Arthur Lintgen didn’t think much of William Hurlstone’s music, including this Trio, in his assessment of an all-Hurlstone disc (Fanfare 31:5, May/June 2008), but I beg to differ. The opening sweeps in with a richly Romantic, memorable theme that sounds like it could have come from a lost work of Brahms. The second theme too is highly appealing and the subject of much interesting development. The entire first movement never flags in its momentum and provides a continuous sonic bath of sumptuous sound. The remaining three movements are not quite on the same level of inspiration, but there’s still plenty to admire.

Long-lived Miriam Hyde, one of the pioneering composers in Australia, was born the year Le Sacre du printemps was premiered and died 92 years later, but “it was Hyde’s intention that her com­positions be a refuge of peace and beauty … [she] remained to the end of her life within a pastoral, romantic genre,” writes Rosalind Appleby in her volume about Australian composers, Women of Note. Hyde’s single-movement Fantasy Trio is hardly pastoral, but it is certainly Romantic, densely-textured and warmly melodic in the manner of Tchaikovsky or Brahms.

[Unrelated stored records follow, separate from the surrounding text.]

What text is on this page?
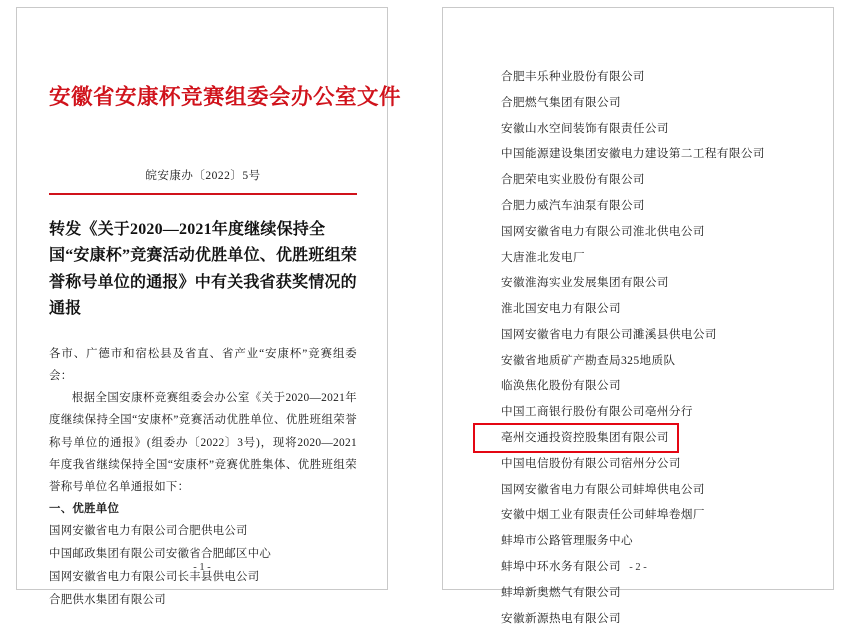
安徽省安康杯竞赛组委会办公室文件
皖安康办〔2022〕5号
转发《关于2020—2021年度继续保持全国“安康杯”竞赛活动优胜单位、优胜班组荣誉称号单位的通报》中有关我省获奖情况的通报

各市、广德市和宿松县及省直、省产业“安康杯”竞赛组委会：

根据全国安康杯竞赛组委会办公室《关于2020—2021年度继续保持全国“安康杯”竞赛活动优胜单位、优胜班组荣誉称号单位的通报》(组委办〔2022〕3号)，现将2020—2021年度我省继续保持全国“安康杯”竞赛优胜集体、优胜班组荣誉称号单位名单通报如下：

一、优胜单位

国网安徽省电力有限公司合肥供电公司

中国邮政集团有限公司安徽省合肥邮区中心

国网安徽省电力有限公司长丰县供电公司

合肥供水集团有限公司

- 1 -
合肥丰乐种业股份有限公司
合肥燃气集团有限公司
安徽山水空间装饰有限责任公司
中国能源建设集团安徽电力建设第二工程有限公司
合肥荣电实业股份有限公司
合肥力威汽车油泵有限公司
国网安徽省电力有限公司淮北供电公司
大唐淮北发电厂
安徽淮海实业发展集团有限公司
淮北国安电力有限公司
国网安徽省电力有限公司濉溪县供电公司
安徽省地质矿产勘查局325地质队
临涣焦化股份有限公司
中国工商银行股份有限公司亳州分行
亳州交通投资控股集团有限公司
中国电信股份有限公司宿州分公司
国网安徽省电力有限公司蚌埠供电公司
安徽中烟工业有限责任公司蚌埠卷烟厂
蚌埠市公路管理服务中心
蚌埠中环水务有限公司
蚌埠新奥燃气有限公司
安徽新源热电有限公司
- 2 -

Max d’Ollone (Maximilien-Paul-Marie-Felix d’Ollone, to give him his full name) is a new one to me, but on the basis of his Piano Trio I’m going to be on the lookout for more of his music. The opening grabs you immediately – a powerful, wide-reaching subject that pervades the entire four-movement structure in many guises. The cyclic element isn’t the only reminder of Franck. The har­mony too brings the older, better-known figure to mind. The slow movement in particular glows and throbs with an inner light suggestive of religious fervor and transcendent spirituality. The Finale races along in tarantella rhythm to a surprise ending.

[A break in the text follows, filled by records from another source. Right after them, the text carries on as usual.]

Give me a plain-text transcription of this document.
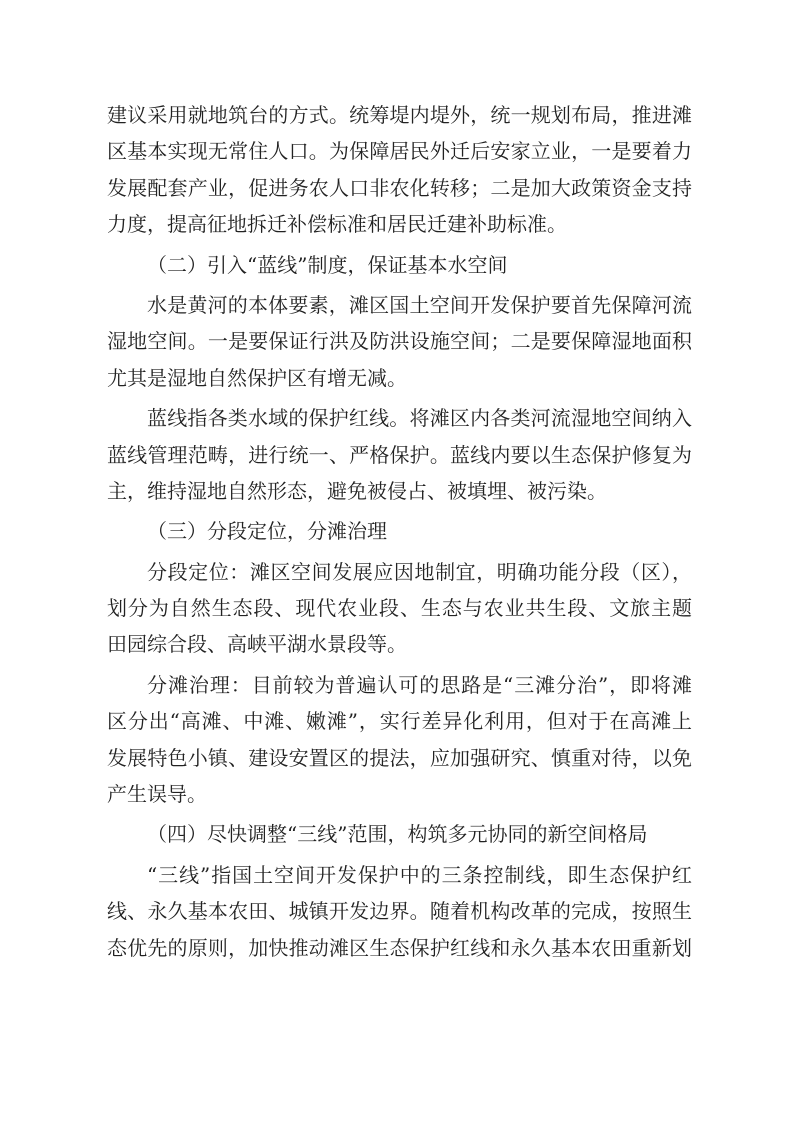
建议采用就地筑台的方式。统筹堤内堤外，统一规划布局，推进滩
区基本实现无常住人口。为保障居民外迁后安家立业，一是要着力
发展配套产业，促进务农人口非农化转移；二是加大政策资金支持
力度，提高征地拆迁补偿标准和居民迁建补助标准。
（二）引入“蓝线”制度，保证基本水空间
水是黄河的本体要素，滩区国土空间开发保护要首先保障河流
湿地空间。一是要保证行洪及防洪设施空间；二是要保障湿地面积
尤其是湿地自然保护区有增无减。
蓝线指各类水域的保护红线。将滩区内各类河流湿地空间纳入
蓝线管理范畴，进行统一、严格保护。蓝线内要以生态保护修复为
主，维持湿地自然形态，避免被侵占、被填埋、被污染。
（三）分段定位，分滩治理
分段定位：滩区空间发展应因地制宜，明确功能分段（区），
划分为自然生态段、现代农业段、生态与农业共生段、文旅主题
田园综合段、高峡平湖水景段等。
分滩治理：目前较为普遍认可的思路是“三滩分治”，即将滩
区分出“高滩、中滩、嫩滩”，实行差异化利用，但对于在高滩上
发展特色小镇、建设安置区的提法，应加强研究、慎重对待，以免
产生误导。
（四）尽快调整“三线”范围，构筑多元协同的新空间格局
“三线”指国土空间开发保护中的三条控制线，即生态保护红
线、永久基本农田、城镇开发边界。随着机构改革的完成，按照生
态优先的原则，加快推动滩区生态保护红线和永久基本农田重新划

Probably the least-unknown of these four composers to most Fanfare readers is Dag WirÉn. The stand-out movement here is the first, filled with relentless energy and intricate intertwining of the three instrumental lines. Following a somewhat discordant yet rhythmically vital opening we encounter a mournful, Eastern-European influenced folk tune of haunting beauty. The third movement is a one-minute moto perpetuo of sparkling delicacy, while the Finale provides near-virtuosic writing for the piano in its highly energized writing. That quasi-folk tune from the first movement makes reappearances in later movements, conferring further unity on this fine work.

Trio Anima Mundi is a Melbourne-based ensemble in existence since 2008. The two string players – violinist Rochelle Ughetti and cellist Miranda Brockman – are or were members of the Melbourne Symphony, and pianist Kenji Fujimura is a well-established, award-winning teacher and composer as well. He also provided the exemplary program notes, essential to an undertaking of this sort. Individually they are all highly accomplished artists; collectively they make a tightly-knit and musically unified team. Brockman’s cello playing in particular I find mesmerizing; it reminds me of Jacqueline du Pré for her big, swashbuckling sound and passionate intensity.

The total timing of nearly 84 minutes means spreading the music over two discs, but the prod­uct is priced as a single. The acoustic setting is full and spacious, and serves the musicians well as they all have highly appealing sounds. Whether or not you are on the lookout for something new and different, this release is a top recommendation.